Fair point. The spacetime structure will indeed indefinitely amplify even the tiniest bit of thermal radiation. And it is also true that Landauer’s principle tells us that a computational process must radiate heat.
But Landauer’s principle is a consequence of the Second Law of Thermodynamics, and the Second Law is not, to the best of our knowledge, a fundamental law. It holds in our universe because of special boundary conditions, but it is entirely possible to construct universes with the same fundamental laws and different boundary conditions so that entropy stops increasing at some point in time and begins decreasing, or where entropy does not exhibit any significant monotonic tendency at all.
Does rigging boundary conditions in this manner take us outside the realm of physical possibility? Again, that depends on what the OP means by “physically possible”. If all he means is “consistent with the fundamental laws of temporal evolution” then no, choosing special boundary conditions which negate the Second Law does not violate physical possibility.

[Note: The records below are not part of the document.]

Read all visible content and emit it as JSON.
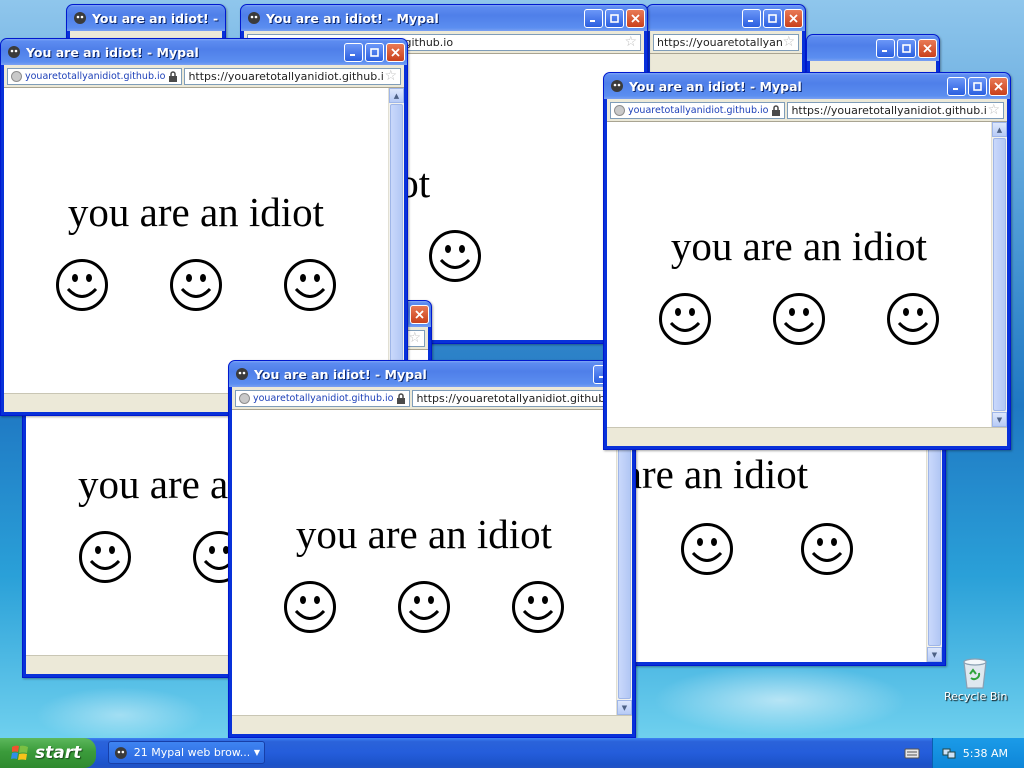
{
  "windows": [
    {
      "title": "You are an idiot! - Mypal",
      "host": "youaretotallyanidiot.github.io",
      "url": "https://youaretotallyanidiot.github.io",
      "message": "you are an idiot"
    }
  ],
  "taskbar": {
    "start_label": "start",
    "task_count": "21",
    "task_label": "Mypal web brow...",
    "clock": "5:38 AM"
  },
  "desktop_icons": [
    {
      "label": "Recycle Bin"
    }
  ],
  "colors": {
    "titlebar": "#4f7fe9",
    "window_frame": "#0831d9",
    "taskbar": "#245ddb",
    "start_button": "#3b9b3b",
    "tray": "#0e86d8"
  }
}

Of course, one would need very specifically (and implausibly) rigged boundary conditions in order to get a universe with a M-H setup that does not blow up, but astronomical unlikelihood is not the same as impossibility.

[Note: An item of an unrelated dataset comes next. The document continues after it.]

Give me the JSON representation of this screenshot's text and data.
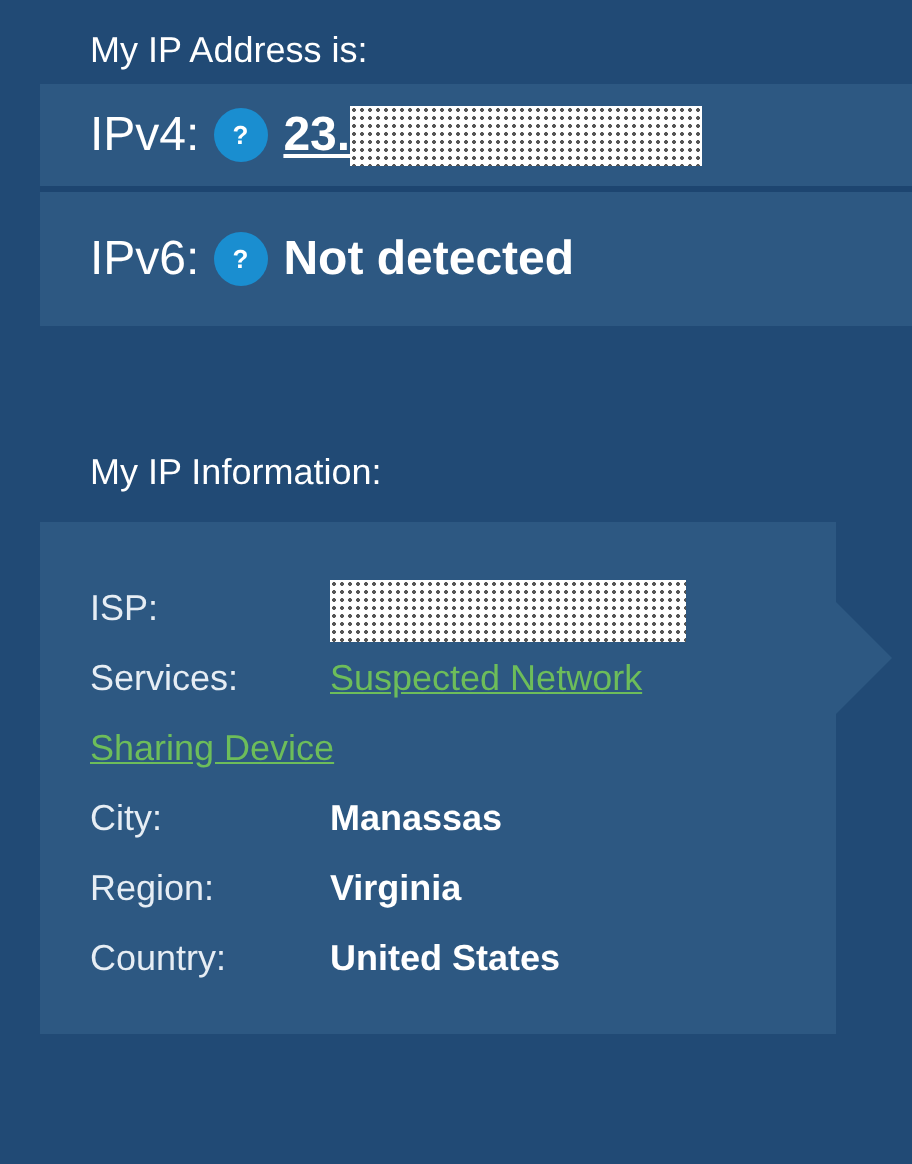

ETA: If you’re interested, here’s a nice paper showing that a Malament-Hogarth spacetime can be constructed that satisfies various criteria of physical reasonableness (energy conditions, stable causality, etc.).
Thanks for the examples, that’s what I suspected, though I find the CTC examples dubious at best, as you appeal to a much stronger impossibility to justify a weaker one. I am not a stickler for global hyperbolicity, I can certainly imagine topological and/or geometric instantons “magically” appearing and disappearing. These don’t cause infinite backreaction the way CTCs do.

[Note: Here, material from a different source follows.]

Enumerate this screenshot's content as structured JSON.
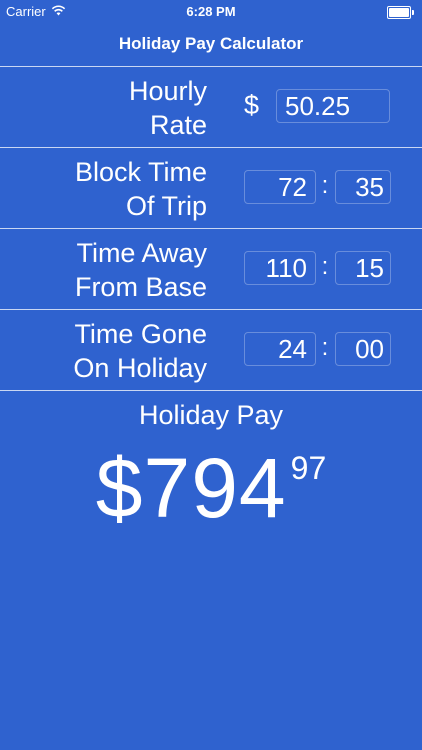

It does indeed attempts to address most of the issues, but not the divergent emissions one, which seems mutually exclusive with non-divergent red shift. I am even fine with the “requires infinite energy” issue, since I can certainly imagine pumping energy through a whitehole from some other inaccessible spacetime (or some other instanton-like event).
My interest is whether some hypercomputational construct can be embedded into our universe (which is roughly of the expanding FRW-dS type), not whether some other universe where entropy can decrease can perform these tricks. The reason, again, is that if you use much stronger assumptions to justify something weaker, the argument becomes much less interesting. In an extreme case “because DM decided so” would trivially support anything you want.
What about the Drescher/Barbour argument that the Second Law is an artifact of observers’ ability to record time histories? That is, the only states that will contain “memories” (however implemented) of past states are the ones where entropy is higher than in the “remembering” state, because all processes of recording increase entropy.
So even in those thought experiments where you “reverse time” of the chaotic billiards-ball-world back to a low-entropy t = 0 and keep going so that entropy increases in the negative time direction, the observers in that “negative time” state will still regard t = 0 to be in their past. Furthermore, any scenario you could set up where someone is only entangled with stuff that you deliberately decrease the entropy of (by increasing entropy outside the “bubble”), will result in that person thinking that the flow of time was the opposite of what you think.
I don’t know how well this arguments meshes with the possibility of such GR solutions.